Apple sells Macs online, at its own chain of Apple
stores, CompUSA, and MicroCenters among other locations. Apple had no
comment for this story.

“There’s a potential upside for Apple from the Vista delay,” said Matt
Sargent, analyst with Current Analysis. “If they came through with a Mac
Mini with a TV tuner and TiVo-like functionality, that would be very
interesting and you could see Apple have a big holiday season.
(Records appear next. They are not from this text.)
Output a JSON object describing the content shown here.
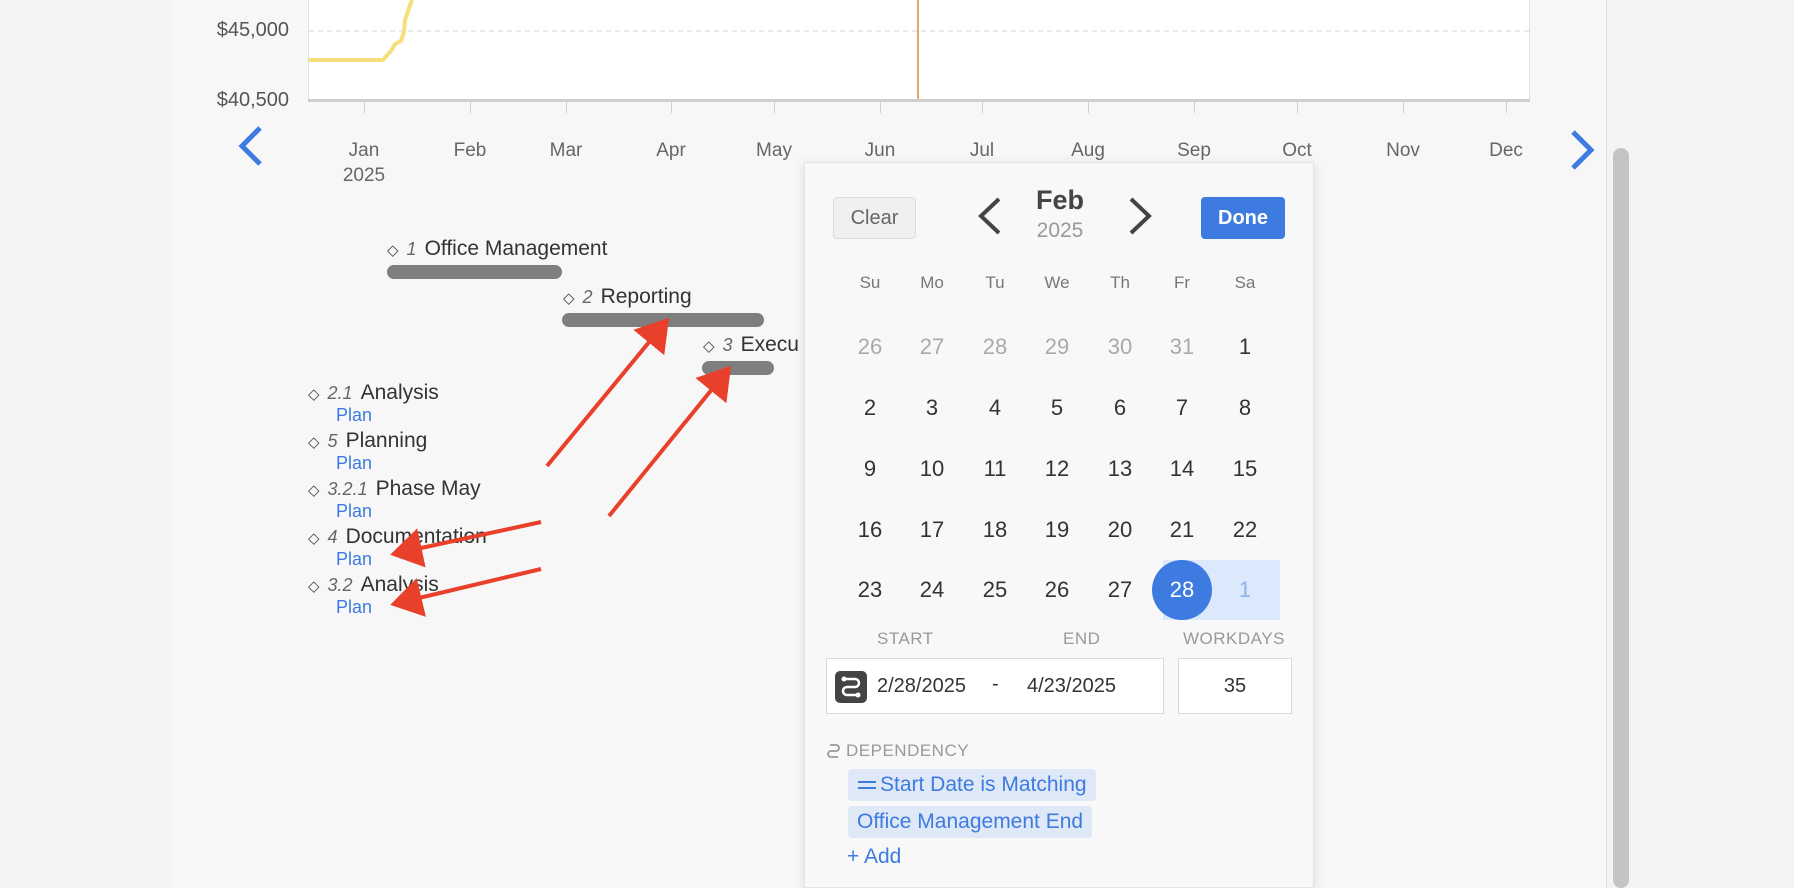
{
  "chart": {
    "y_labels": [
      "$45,000",
      "$40,500"
    ],
    "months": [
      "Jan",
      "Feb",
      "Mar",
      "Apr",
      "May",
      "Jun",
      "Jul",
      "Aug",
      "Sep",
      "Oct",
      "Nov",
      "Dec"
    ],
    "year_label": "2025",
    "series_color": "#f6de7a",
    "today_line_color": "#e3a86a"
  },
  "tasks": [
    {
      "num": "1",
      "name": "Office Management"
    },
    {
      "num": "2",
      "name": "Reporting"
    },
    {
      "num": "3",
      "name": "Execu"
    },
    {
      "num": "2.1",
      "name": "Analysis",
      "link": "Plan"
    },
    {
      "num": "5",
      "name": "Planning",
      "link": "Plan"
    },
    {
      "num": "3.2.1",
      "name": "Phase May",
      "link": "Plan"
    },
    {
      "num": "4",
      "name": "Documentation",
      "link": "Plan"
    },
    {
      "num": "3.2",
      "name": "Analysis",
      "link": "Plan"
    }
  ],
  "datepicker": {
    "clear_label": "Clear",
    "done_label": "Done",
    "month": "Feb",
    "year": "2025",
    "weekdays": [
      "Su",
      "Mo",
      "Tu",
      "We",
      "Th",
      "Fr",
      "Sa"
    ],
    "weeks": [
      [
        "26",
        "27",
        "28",
        "29",
        "30",
        "31",
        "1"
      ],
      [
        "2",
        "3",
        "4",
        "5",
        "6",
        "7",
        "8"
      ],
      [
        "9",
        "10",
        "11",
        "12",
        "13",
        "14",
        "15"
      ],
      [
        "16",
        "17",
        "18",
        "19",
        "20",
        "21",
        "22"
      ],
      [
        "23",
        "24",
        "25",
        "26",
        "27",
        "28",
        "1"
      ]
    ],
    "selected_day": "28",
    "start_label": "START",
    "end_label": "END",
    "workdays_label": "WORKDAYS",
    "start_value": "2/28/2025",
    "separator": "-",
    "end_value": "4/23/2025",
    "workdays_value": "35",
    "dependency_label": "DEPENDENCY",
    "dependency_type": "Start Date is Matching",
    "dependency_target": "Office Management End",
    "add_label": "+ Add",
    "accent_color": "#3d7be0"
  },
  "annotation_color": "#e8402a"
}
“I think Apple has a better fix on what a media center or digital
living-type computer should be, which is almost more like an assistant to
what you already have. Microsoft and Intel see it more as the ultimate
center of the household, and I think people struggle with that concept. The
Mac Mini is more like a separate device that doesn’t take over; it’s more
like Microsoft’s XBox 360.”

Apple currently has between a 6 percent and 7 percent share of the retail
PC market in the U.S., according to Stephen Baker, analyst with NPD

Baker thinks Apple is on track to have a good holiday season but
thinks the impact of Vista’s delay will be negligible.

“People will buy Macs
for lots of different reasons, but it’s a tough proof point to say they’re
going to gain five points of market share because Vista is two months late.”

Baker says Apple’s bigger challenge is how to replicate the wild success
it had last fall when it sold 14 million iPods, more than a 200 percent jump
over the same quarter in 2004.

“You think of Apple as a computer company,
but iPod is driving the train right now,” said Baker. “There’s no way
they’ll have as big a jump in iPod sales this fall, but how well they do
with iPod is, I think, more important to them than picking up a few hundred
thousand extra PC sales.”

Analyst Bajarin said Vista wouldn’t have hit its stride this fall even
if it did ship as scheduled.

Years ago Microsoft spent millions promoting
the launch of Windows 95, and there were numerous news stories about people
camped out at computer stores till midnight to buy the first copies. But
Bajarin notes those were mostly the geeks and core enthusiasts, not
mainstream buyers.

“The early adopters jump in, but consumers don’t buy in a big way for the
first six months after release, and I think that’s when you’ll see Vista
having its biggest impact.”

For Apple, it’s biggest focus this year is to get all its computers and
notebooks switched to Intel processors.

So far it’s ahead of schedule and showing a
steely determination and marketing muscle far removed from its humble
beginnings in a Silicon Valley garage.

CEO Steve Jobs noted earlier this year that Apple’s 30th anniversary is fast approaching.

“You know,” said Jobs. “Apple was
founded on April Fools day in 1976. We thought that was funny at the time.”